1. Streamline the links
Before we adopted Apache Doris, we used to have ClickHouse to accelerate the computation of tags and metrics, and Elasticsearch to process dimensional data. That's two analytic engines and requires us to adapt the query statements to both of them. It was high-maintenance.
Thus, we replaced ClickHouse with Apache Doris, and utilized the Elasticsearch Catalog functionality to connect Elasticsearch data to Doris. In this way, we make Doris our unified query gateway.
2. Split the flat tables
In early versions of our OLAP architecture, we used to put data into flat tables, which made things tricky. For one thing, flat tables absorbed all the writing latency from upstreams, and that added up to considerable loss in data realtimeliness. For another, 50% of data in a flat table was dimensional data, which was rarely updated. With every new flat table came some bulky dimensional data that consumed lots of storage space.

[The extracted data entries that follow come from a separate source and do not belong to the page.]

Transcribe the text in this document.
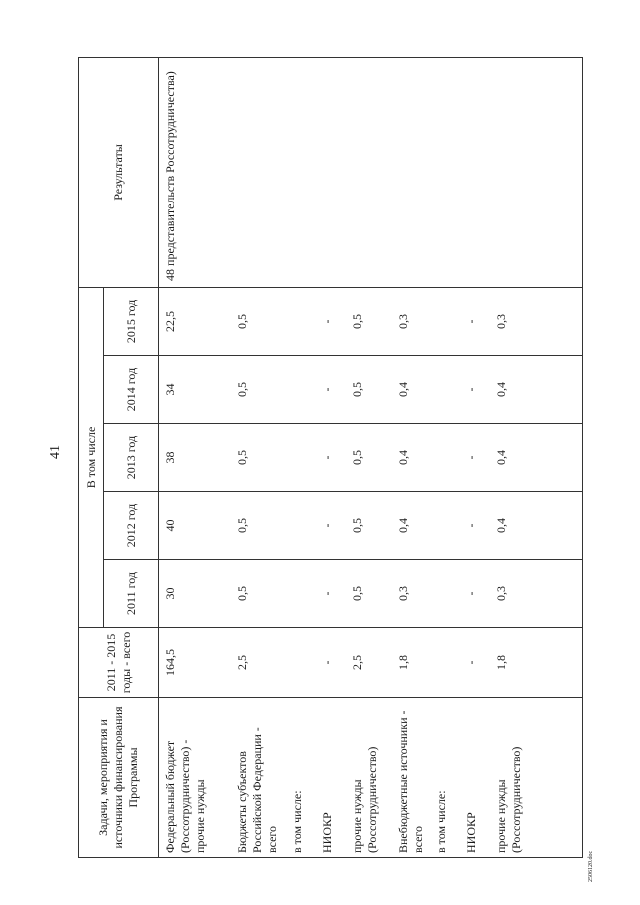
41
Задачи, мероприятия и источники финансирования Программы	2011 - 2015 годы - всего	В том числе					Результаты
		2011 год	2012 год	2013 год	2014 год	2015 год	
Федеральный бюджет (Россотрудничество) - прочие нужды	164,5	30	40	38	34	22,5	48 представительств Россотрудничества)
Бюджеты субъектов Российской Федерации - всего	2,5	0,5	0,5	0,5	0,5	0,5	
в том числе:							
НИОКР	-	-	-	-	-	-	
прочие нужды (Россотрудничество)	2,5	0,5	0,5	0,5	0,5	0,5	
Внебюджетные источники - всего	1,8	0,3	0,4	0,4	0,4	0,3	
в том числе:							
НИОКР	-	-	-	-	-	-	
прочие нужды (Россотрудничество)	1,8	0,3	0,4	0,4	0,4	0,3	
2506120.doc
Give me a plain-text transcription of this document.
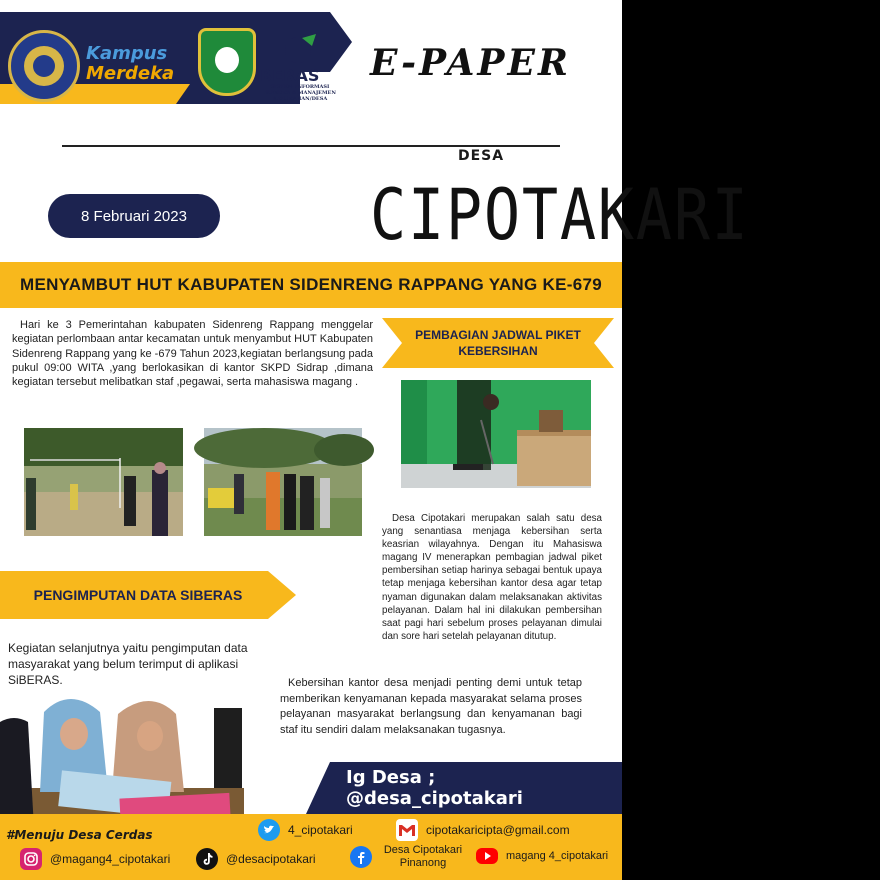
Kampus
Merdeka	BERAS
SISTEM INFORMASI BUMDES & MANAJEMEN KELURAHAN/DESA
E-PAPER
DESA
CIPOTAKARI
8 Februari 2023
MENYAMBUT HUT KABUPATEN SIDENRENG RAPPANG YANG KE-679

Hari ke 3 Pemerintahan kabupaten Sidenreng Rappang menggelar kegiatan perlombaan antar kecamatan untuk menyambut HUT Kabupaten Sidenreng Rappang yang ke -679 Tahun 2023,kegiatan berlangsung pada pukul 09:00 WITA ,yang berlokasikan di kantor SKPD Sidrap ,dimana kegiatan tersebut melibatkan staf ,pegawai, serta mahasiswa magang .

PEMBAGIAN JADWAL PIKET KEBERSIHAN

Desa Cipotakari merupakan salah satu desa yang senantiasa menjaga kebersihan serta keasrian wilayahnya. Dengan itu Mahasiswa magang IV menerapkan pembagian jadwal piket pembersihan setiap harinya sebagai bentuk upaya tetap menjaga kebersihan kantor desa agar tetap nyaman digunakan dalam melaksanakan aktivitas pelayanan. Dalam hal ini dilakukan pembersihan saat pagi hari sebelum proses pelayanan dimulai dan sore hari setelah pelayanan ditutup.

PENGIMPUTAN DATA SIBERAS

Kegiatan selanjutnya yaitu pengimputan data masyarakat yang belum terimput di aplikasi SiBERAS.	Kebersihan kantor desa menjadi penting demi untuk tetap memberikan kenyamanan kepada masyarakat selama proses pelayanan masyarakat berlangsung dan kenyamanan bagi staf itu sendiri dalam melaksanakan tugasnya.

Ig Desa ; @desa_cipotakari
#Menuju Desa Cerdas	4_cipotakari	cipotakaricipta@gmail.com
@magang4_cipotakari	@desacipotakari
Desa Cipotakari Pinanong
magang 4_cipotakari
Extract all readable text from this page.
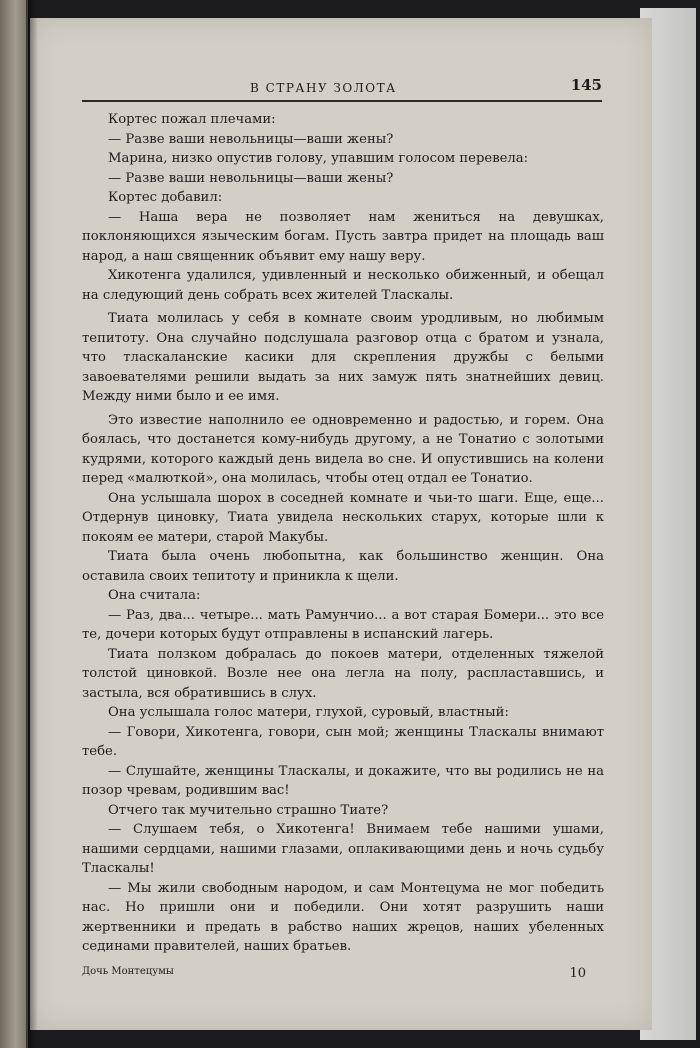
В СТРАНУ ЗОЛОТА	145

Кортес пожал плечами:

— Разве ваши невольницы—ваши жены?

Марина, низко опустив голову, упавшим голосом перевела:

— Разве ваши невольницы—ваши жены?

Кортес добавил:

— Наша вера не позволяет нам жениться на девушках, поклоняющихся языческим богам. Пусть завтра придет на площадь ваш народ, а наш священник объявит ему нашу веру.

Хикотенга удалился, удивленный и несколько обиженный, и обещал на следующий день собрать всех жителей Тласкалы.

Тиата молилась у себя в комнате своим уродливым, но любимым тепитоту. Она случайно подслушала разговор отца с братом и узнала, что тласкаланские касики для скрепления дружбы с белыми завоевателями решили выдать за них замуж пять знатнейших девиц. Между ними было и ее имя.

Это известие наполнило ее одновременно и радостью, и горем. Она боялась, что достанется кому-нибудь другому, а не Тонатио с золотыми кудрями, которого каждый день видела во сне. И опустившись на колени перед «малюткой», она молилась, чтобы отец отдал ее Тонатио.

Она услышала шорох в соседней комнате и чьи-то шаги. Еще, еще... Отдернув циновку, Тиата увидела нескольких старух, которые шли к покоям ее матери, старой Макубы.

Тиата была очень любопытна, как большинство женщин. Она оставила своих тепитоту и приникла к щели.

Она считала:

— Раз, два... четыре... мать Рамунчио... а вот старая Бомери... это все те, дочери которых будут отправлены в испанский лагерь.

Тиата ползком добралась до покоев матери, отделенных тяжелой толстой циновкой. Возле нее она легла на полу, распластавшись, и застыла, вся обратившись в слух.

Она услышала голос матери, глухой, суровый, властный:

— Говори, Хикотенга, говори, сын мой; женщины Тласкалы внимают тебе.

— Слушайте, женщины Тласкалы, и докажите, что вы родились не на позор чревам, родившим вас!

Отчего так мучительно страшно Тиате?

— Слушаем тебя, о Хикотенга! Внимаем тебе нашими ушами, нашими сердцами, нашими глазами, оплакивающими день и ночь судьбу Тласкалы!

— Мы жили свободным народом, и сам Монтецума не мог победить нас. Но пришли они и победили. Они хотят разрушить наши жертвенники и предать в рабство наших жрецов, наших убеленных сединами правителей, наших братьев.

Дочь Монтецумы	10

Therefore, we split the flat tables into metric tables and dimension tables. As they are updated in different paces, we put them into different data models.

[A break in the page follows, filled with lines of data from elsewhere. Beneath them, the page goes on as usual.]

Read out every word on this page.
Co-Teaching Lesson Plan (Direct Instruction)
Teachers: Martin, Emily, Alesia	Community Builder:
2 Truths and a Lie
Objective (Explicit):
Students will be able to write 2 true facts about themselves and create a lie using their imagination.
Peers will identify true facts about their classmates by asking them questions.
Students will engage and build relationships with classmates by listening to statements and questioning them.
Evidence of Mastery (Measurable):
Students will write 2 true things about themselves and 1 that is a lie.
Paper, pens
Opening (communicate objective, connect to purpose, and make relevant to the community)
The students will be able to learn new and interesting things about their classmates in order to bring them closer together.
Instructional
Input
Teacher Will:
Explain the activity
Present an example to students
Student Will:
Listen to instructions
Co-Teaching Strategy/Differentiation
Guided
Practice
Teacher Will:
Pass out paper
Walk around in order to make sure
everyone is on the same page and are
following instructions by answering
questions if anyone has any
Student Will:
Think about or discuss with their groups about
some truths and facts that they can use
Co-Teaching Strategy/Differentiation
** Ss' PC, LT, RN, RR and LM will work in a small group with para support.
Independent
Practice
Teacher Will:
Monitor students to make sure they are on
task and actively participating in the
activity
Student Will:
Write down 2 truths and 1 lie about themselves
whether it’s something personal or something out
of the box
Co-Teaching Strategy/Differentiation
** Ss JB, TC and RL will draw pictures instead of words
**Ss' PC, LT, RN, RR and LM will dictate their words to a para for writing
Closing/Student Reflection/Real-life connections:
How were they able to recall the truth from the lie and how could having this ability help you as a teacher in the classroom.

You might ask, does this cause trouble in queries, since most queries require data from both types of tables? Don't worry, we address that with the Rollup feature of Doris. On the basis of the base tables, we can select the dimensions we need to create Rollup views, which will automatically execute GROUP BY
. This relieves us of the need to define tags for each Rollup view and largely speed up queries.
In our experience with Apache Doris, we also find some other functionalities handy, so I list them here for you, too:
1. Materialized View
A Materialized View is a pre-computed dataset. It is a way to accelerate queries when you frequently need to access data of certain dimensions. In these scenarios, we define derived tags and metrics based on the original ones. For example, we create a derived metric by combining Metric 1, Metric 2, and Metric 3: sum(m1+m2+m3)
. Then, we can create a Materialized View for it. According to the Doris release schedule, version 2.1 will support multi-table Materialized Views, and we look forward to that.
2. Flink-Doris-Connector
This is for Exactly-Once guarantee in data ingestion. The Flink-Doris-Connector implements a checkpoint mechanism and two-stage commit, and allows for auto data synchronization from relational databases to Doris.
3. Compaction
When the number of aggregation tasks or data volume becomes overwhelming for Flink, there might be huge latency in data compaction. We solve that with Vertical Compaction and Segment Compaction. Vertical Compaction supports loading of only part of the columns, so it can reduce storage consumption when compacting flat tables. Segment Compaction can avoid generating too much segments during data writing, and allows for compaction while writing simultaneously.
With an aim to reduce costs and increase service availability, we plan to test the newly released Storage-Compute Separation and Cross-Cluster Replication of Doris, and we embrace any ideas and inputs about the SuperSonic framework and the Apache Doris project.